Niejednokrotnie komputery są indywidualnie szpiegowane, jednak niekoniecznie musi szpiegować funkcjonariusz. Może to być stacja jakiejś innej osoby. Naprawdę trudno to udowodnić.
Załóżmy dla uproszczenia, że korzystam z ogólnie dostępnego programu, co więcej jego kod źródłowy również jest powszechnie dostępny i możesz sobie dokładnie prześledzić jak działa.

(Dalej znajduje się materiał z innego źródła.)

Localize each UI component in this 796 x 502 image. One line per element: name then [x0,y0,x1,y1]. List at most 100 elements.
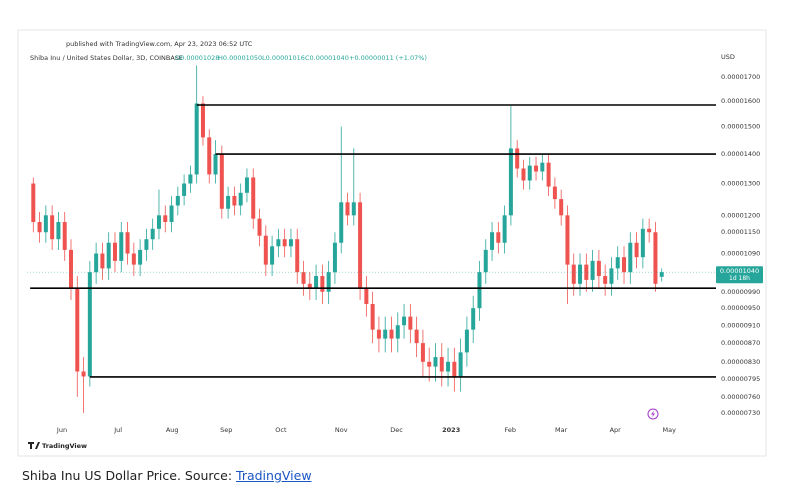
candle-body [56,222,61,240]
y-tick-label: 0.00000830 [721,358,760,366]
ohlc-low: L0.00001016 [262,54,305,62]
candle-body [332,242,337,273]
y-tick-label: 0.00001400 [721,150,760,158]
y-tick-label: 0.00001200 [721,211,760,219]
y-tick-label: 0.00001090 [721,250,760,258]
candle-body [138,249,143,265]
y-tick-label: 0.00000730 [721,409,760,417]
candle-body [251,177,256,219]
candle-body [37,222,42,233]
candle-body [603,276,608,284]
y-tick-label: 0.00000870 [721,339,760,347]
candle-body [182,183,187,196]
candle-body [508,148,513,216]
candle-body [458,352,463,377]
candle-body [420,343,425,362]
y-tick-label: 0.00001150 [721,228,760,236]
candle-body [288,239,293,247]
y-tick-label: 0.00001600 [721,97,760,105]
candle-body [527,165,532,181]
candle-body [169,205,174,223]
price-label-box [716,266,763,284]
candle-body [200,103,205,138]
candle-body [408,316,413,330]
candle-body [370,303,375,330]
candle-body [559,199,564,216]
candle-body [376,329,381,339]
candle-body [226,195,231,209]
candle-body [578,264,583,284]
x-tick-label: Mar [555,426,568,434]
candle-body [640,228,645,258]
candle-body [565,215,570,265]
alert-icon[interactable] [647,408,659,420]
candle-body [263,235,268,265]
candle-body [150,228,155,240]
candle-body [464,329,469,353]
y-tick-label: 0.00001300 [721,180,760,188]
candle-body [213,154,218,175]
candle-body [188,174,193,184]
candle-body [395,325,400,339]
x-tick-label: Oct [275,426,287,434]
currency-label: USD [721,53,735,61]
candle-body [163,215,168,223]
candle-body [584,264,589,280]
candle-body [389,329,394,339]
logo-icon [28,442,40,449]
x-tick-label: Aug [166,426,179,434]
candle-body [383,329,388,339]
candle-body [358,202,363,288]
price-countdown: 1d 18h [729,275,750,282]
candle-body [471,308,476,330]
x-tick-label: Sep [220,426,232,434]
symbol-label: Shiba Inu / United States Dollar, 3D, CO… [30,54,183,62]
candle-body [50,215,55,240]
x-tick-label: Jul [113,426,122,434]
logo-text: TradingView [42,442,87,450]
published-note: published with TradingView.com, Apr 23, … [66,40,253,48]
caption-link[interactable]: TradingView [236,468,312,483]
candle-body [81,371,86,377]
candle-body [295,239,300,273]
y-tick-label: 0.00001700 [721,73,760,81]
ohlc-open: O0.00001028 [175,54,219,62]
alert-bolt [651,410,655,418]
candle-body [62,222,67,250]
y-tick-label: 0.00000795 [721,375,760,383]
candle-body [326,272,331,292]
ohlc-change: +0.00000011 (+1.07%) [349,54,427,62]
candle-body [540,162,545,172]
candle-body [628,242,633,273]
candle-body [364,287,369,304]
candle-body [207,137,212,175]
candle-body [571,264,576,284]
y-tick-label: 0.00000910 [721,321,760,329]
candle-body [119,232,124,261]
candle-body [534,165,539,172]
candle-body [647,228,652,233]
candle-body [307,283,312,288]
candle-body [433,357,438,367]
x-tick-label: 2023 [442,426,460,434]
y-tick-label: 0.00000990 [721,288,760,296]
candle-body [282,239,287,247]
candle-body [446,361,451,372]
candle-body [653,232,658,284]
candle-body [483,249,488,273]
candle-body [521,168,526,181]
x-tick-label: Apr [610,426,622,434]
candle-body [219,154,224,209]
candle-body [496,232,501,243]
candle-body [31,183,36,223]
candle-body [232,195,237,206]
candle-body [515,148,520,169]
candle-body [43,215,48,233]
candle-body [477,272,482,309]
alert-circle[interactable] [647,408,659,420]
caption-text: Shiba Inu US Dollar Price. Source: [22,468,237,483]
candle-body [156,215,161,229]
candle-body [427,361,432,367]
candle-body [552,186,557,200]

Służby (czy w tym wypadku Ty) mogą prosić szefostwo (czy w tym wypadku mnie) o dowolne dane (w tym przypadku jedynie o dane które posiadało by szefostwo, pytanie o odszyfrowaną treść z przyczyn oczywistych odpada ).
jeżeli byś był o coś podejrzany, i znalazły by się na to inne dowody, to twoje wiadomości jak również komputer mogą zostać przejęte.

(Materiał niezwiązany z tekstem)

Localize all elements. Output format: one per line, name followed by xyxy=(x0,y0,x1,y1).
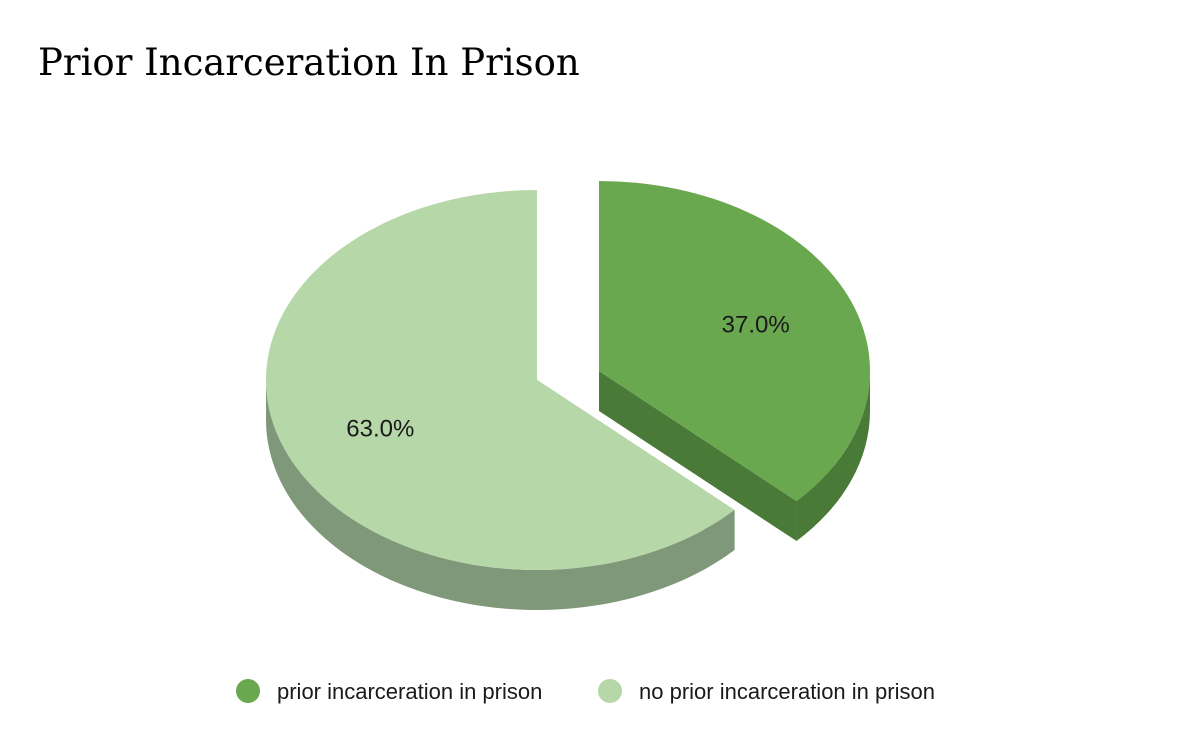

Przeciętni użytkownicy posiadają (a przynajmniej powinni) mózg, zdolność myślenia... jak są na tyle nierozważni że podają na facebookach wszystko jak na tacy, to jest ich problem, nie mój. Co więcej... często zdarzało mi się na takich zarobić, jak przychodzili z rozwalonym systemem, albo zmienionymi hasłami i prosili o pomoc.
Ludzie po prostu muszą się nauczyć myśleć, na głupotę i powszechne obecnie paplanie wszędzie i o wszystkim nie ma lekarstwa, i nie potrzeba tutaj żadnych podsłuchów. Socjotechnika to najpotężniejsza tutaj broń.
zwróć uwagę że ja nie piszę o podawaniu danych.
Użytkownicy o których wspomniałem są ludźmi tak jak my korzystającymi z dobrodziejstw sieci.
Pomijając już same wiadomości to w tym procederze szpieguje się raczej to z jakich stron korzystasz i jaki masz tam udział.
Co prawda murarzowi nic nie zrobią , ale już kandydatowi na prawnika, sędziego, handlowca bądź innego pracownika umysłowego może to zaszkodzić.
Takim ludziom praktycznie nie przysługuje to co przeciętnemu kowalskiemu, tak jak tobie czy mi.
Jeśli zaryzykują, to mogą zostać wykluczeni z listy kandydatów na określone stanowisko, bądź po prostu zastąpieni kimś innym, bo w końcu każdy pracodawca (urząd, ew. korporacja bądź branża dmucha na zimne)
Ludzie którzy się żalą często wywodzą się grona inteligencji, które zapomniało iż celibat w odpowiednim znaczeniu oraz pojmowaniu tego słowa dotyczy nie tylko księży. (wystarczy jedna menda która czegoś tam pozazdrości, albo będzie złośliwa.)
Prosty przykład, nawiążesz kontakt z kochanką przez skype, i powiedz mi co tu ciebie chroni kiedy ona ma zwykły komputer. ? (wszystko leci przez komputer pośredniczący)
Wierz mi, że każda większa firma dba o dobre imię, a taka wiadomość może bardzo ci zaszkodzić w drodze dalszego awansu.
Jeszcze raz pragnę ciebie uświadomić, że w tym temacie który założyłem nie rozchodzi się o jakiś kozaków którzy szyfrują sobie firmowe wiadomości, bo tak naprawdę rozchodzi się tu o jakieś show, a nie owoce twojej pracy.
Celem tego przestępstwa jest pozyskanie czegoś co ciebie zgnoi, a nie zrobi bohatera za zasługi.
Ja tu piszę o życiu, i wierz mi że nie każdy ma aż taką styczność z informatyką tak jak ty, i nie każdy zdąży w porę się obudzić.
Mam nadzieję że podobne tematy pojawią się na innych forach, bo tu już nie rozchodzi się o szpiegowanie ludzi w celu zwalczania przestępczości. Te narzędzia wykorzystuje się celu łamania prawa.
Jeszcze trochę a i dziennikarze dostaną zielone światełko.